Matilde chanta bien, mais froidement; Léonce ne l'applaudit point; le concert continua sans qu'il eût l'air de l'entendre, et sans que l'expression sévère et sombre de son visage s'adoucît un instant. J'étois accablée de tristesse; votre lettre, je l'avoue, avoit un peu affoibli l'idée que je me faisois des obstacles qui me séparaient de Léonce: j'étois arrivée avec cette douce pensée, et Léonce, en me présentant tous les inconvéniens de son caractère, sembloit élever de nouvelles barrières entre nous. Peut-être étoit-il jaloux, peut-être blâmoit-il, de toute la hauteur de ses préjugés à cet égard, une conduite qu'il trouvoit légère: l'un et l'autre pouvoit être vrai, mais je ne savois comment parvenir à m'expliquer avec lui.

Le concert fini, tout le monde se leva; j'essayai deux fois de parler à ceux qui étoient près de Léonce; deux fois il quitta la conversation dont je m'étois mêlée, et s'éloigna pour m'éviter. Mon indignation m'avoit reprise, et je me préparois à partir, lorsque madame de Vernon dit à quelques femmes qui restoient, qu'elle les invitoit au bal qu'elle donneroit à sa fille jeudi prochain, pour la convalescence de M. de Mondoville. Jugez de l'effet que produisirent sur moi ces derniers mots; je crus que c'étoit la fête de la noce; que Léonce s'étoit expliqué positivement; que le jour étoit fixé: je fus obligée de m'appuyer sur une chaise, et je me sentis prête à m'évanouir. Léonce me regarda fixement, et levant les yeux tout à coup avec une sorte de transport, il s'avança au milieu du cercle, et prononça ces paroles avec l'accent le plus vif et le plus distinct:—On s'étonneroit, je pense, dit-il, de la bonté que, madame de Vernon me témoigne, si l'on ne savoit pas que ma mère est son intime amie, et qu'à ce titre elle veut bien s'intéresser à moi.—Quand ces mots furent achevés, je respirai, je le compris; tout fut réparé.
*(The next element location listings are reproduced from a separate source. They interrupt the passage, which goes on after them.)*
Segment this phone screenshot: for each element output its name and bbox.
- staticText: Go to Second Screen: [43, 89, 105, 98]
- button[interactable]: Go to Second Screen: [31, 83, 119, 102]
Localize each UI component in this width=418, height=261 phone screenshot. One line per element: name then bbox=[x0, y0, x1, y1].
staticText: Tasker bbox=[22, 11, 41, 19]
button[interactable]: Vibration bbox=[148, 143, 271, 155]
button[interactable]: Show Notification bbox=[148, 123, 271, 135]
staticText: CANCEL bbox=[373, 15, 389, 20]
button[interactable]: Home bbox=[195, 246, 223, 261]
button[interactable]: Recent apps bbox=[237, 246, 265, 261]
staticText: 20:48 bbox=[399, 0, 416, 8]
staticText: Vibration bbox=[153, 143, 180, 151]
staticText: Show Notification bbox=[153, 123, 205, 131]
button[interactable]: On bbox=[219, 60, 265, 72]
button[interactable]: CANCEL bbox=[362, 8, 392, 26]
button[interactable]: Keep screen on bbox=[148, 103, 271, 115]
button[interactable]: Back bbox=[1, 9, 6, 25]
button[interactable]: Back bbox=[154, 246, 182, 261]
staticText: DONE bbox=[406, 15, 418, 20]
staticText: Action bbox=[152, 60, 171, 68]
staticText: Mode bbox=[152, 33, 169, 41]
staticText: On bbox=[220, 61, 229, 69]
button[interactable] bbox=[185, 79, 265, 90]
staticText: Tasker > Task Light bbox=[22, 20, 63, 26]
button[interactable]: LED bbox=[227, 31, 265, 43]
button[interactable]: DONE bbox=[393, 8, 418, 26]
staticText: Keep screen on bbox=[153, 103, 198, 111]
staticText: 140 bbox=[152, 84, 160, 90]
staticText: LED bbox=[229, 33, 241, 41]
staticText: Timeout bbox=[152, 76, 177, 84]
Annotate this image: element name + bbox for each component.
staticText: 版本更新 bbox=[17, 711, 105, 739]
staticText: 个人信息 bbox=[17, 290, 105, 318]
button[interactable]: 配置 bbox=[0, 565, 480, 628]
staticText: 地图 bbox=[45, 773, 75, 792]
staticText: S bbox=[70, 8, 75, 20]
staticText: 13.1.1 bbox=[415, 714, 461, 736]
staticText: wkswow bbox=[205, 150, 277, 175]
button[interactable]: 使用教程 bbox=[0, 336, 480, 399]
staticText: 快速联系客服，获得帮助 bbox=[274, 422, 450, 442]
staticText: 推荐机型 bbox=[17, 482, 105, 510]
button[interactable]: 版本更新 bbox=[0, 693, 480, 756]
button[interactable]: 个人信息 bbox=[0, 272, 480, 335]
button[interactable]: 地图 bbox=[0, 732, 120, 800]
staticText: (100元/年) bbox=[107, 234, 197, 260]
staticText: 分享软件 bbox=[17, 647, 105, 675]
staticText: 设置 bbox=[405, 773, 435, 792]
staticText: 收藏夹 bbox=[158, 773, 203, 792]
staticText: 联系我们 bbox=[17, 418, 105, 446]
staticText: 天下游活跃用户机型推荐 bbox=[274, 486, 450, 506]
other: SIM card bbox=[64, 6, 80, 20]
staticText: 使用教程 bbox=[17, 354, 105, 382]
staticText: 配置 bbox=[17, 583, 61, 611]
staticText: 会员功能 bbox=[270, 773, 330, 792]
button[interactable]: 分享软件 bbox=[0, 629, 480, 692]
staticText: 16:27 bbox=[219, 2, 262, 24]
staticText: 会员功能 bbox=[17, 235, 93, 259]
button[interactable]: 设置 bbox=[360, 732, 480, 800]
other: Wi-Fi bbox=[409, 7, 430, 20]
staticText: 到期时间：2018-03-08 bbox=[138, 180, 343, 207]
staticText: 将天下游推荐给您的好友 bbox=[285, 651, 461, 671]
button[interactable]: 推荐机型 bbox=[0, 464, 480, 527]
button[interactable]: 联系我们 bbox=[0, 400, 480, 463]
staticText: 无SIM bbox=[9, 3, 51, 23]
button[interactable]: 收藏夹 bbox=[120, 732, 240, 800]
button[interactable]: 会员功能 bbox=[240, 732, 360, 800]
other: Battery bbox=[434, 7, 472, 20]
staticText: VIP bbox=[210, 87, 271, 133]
Madame de Vernon dit alors en souriant avec sa grâce et sa présence d'esprit accoutumées:—Puisque M. de Mondoville ne veut pas de mon intérêt pour lui-même, je dirai qu'il le doit tout entier à sa mère; mais je persiste dans l'invitation du bal.

La société se dispersa; il ne resta pour le souper que quelques personnes. Le neveu de madame du Marset, qui a une assez jolie voix, me demanda de chanter avec Matilde et lui, ce trio de Didon que votre frère aimoit tant: je refusois; Léonce dit un mot, j'acceptai. Matilde se mit au piano avec assez de complaisance: elle a pris plus de douceur dans les manières depuis qu'elle voit Léonce, sans qu'il y ait d'ailleurs en elle aucun autre changement. On me chargea du rôle de Didon; Léonce s'assit presque en face de nous, s'appuyant sur le piano: je pouvois à peine articuler les premiers sons; mais en regardant Léonce, je crus voir que son visage avoit repris son expression naturelle; et toutes mes forces se ranimèrent, lorsque je vins à ces paroles sur une mélodie si touchante:

Tu sais si mon coeur est sensible;

Épargne-le s'il est possible:

Veux-tu m'accabler de douleur?

La beauté de cet air, l'ébranlement de mon coeur donnèrent, je le crois, à mon accent toute l'émotion, toute la vérité de la situation même. Léonce, mon cher Léonce laissa tomber sa tête sur le piano: j'entendois sa respiration agitée, et quelquefois il relevoit, pour me regarder, son visage baigné de larmes. Jamais, jamais je ne me suis sentie tellement au-dessus de moi-même; je découvrois dans la musique, dans la poésie, des charmes, une puissance qui m'étoient inconnus: il me sembloit que l'enchantement des beaux-arts s'emparoit pour la première fois de mon être, et j'éprouvois un enthousiasme, une élévation d'âme dont l'amour étoit la première cause, mais qui étoit plus pure encore que l'amour même.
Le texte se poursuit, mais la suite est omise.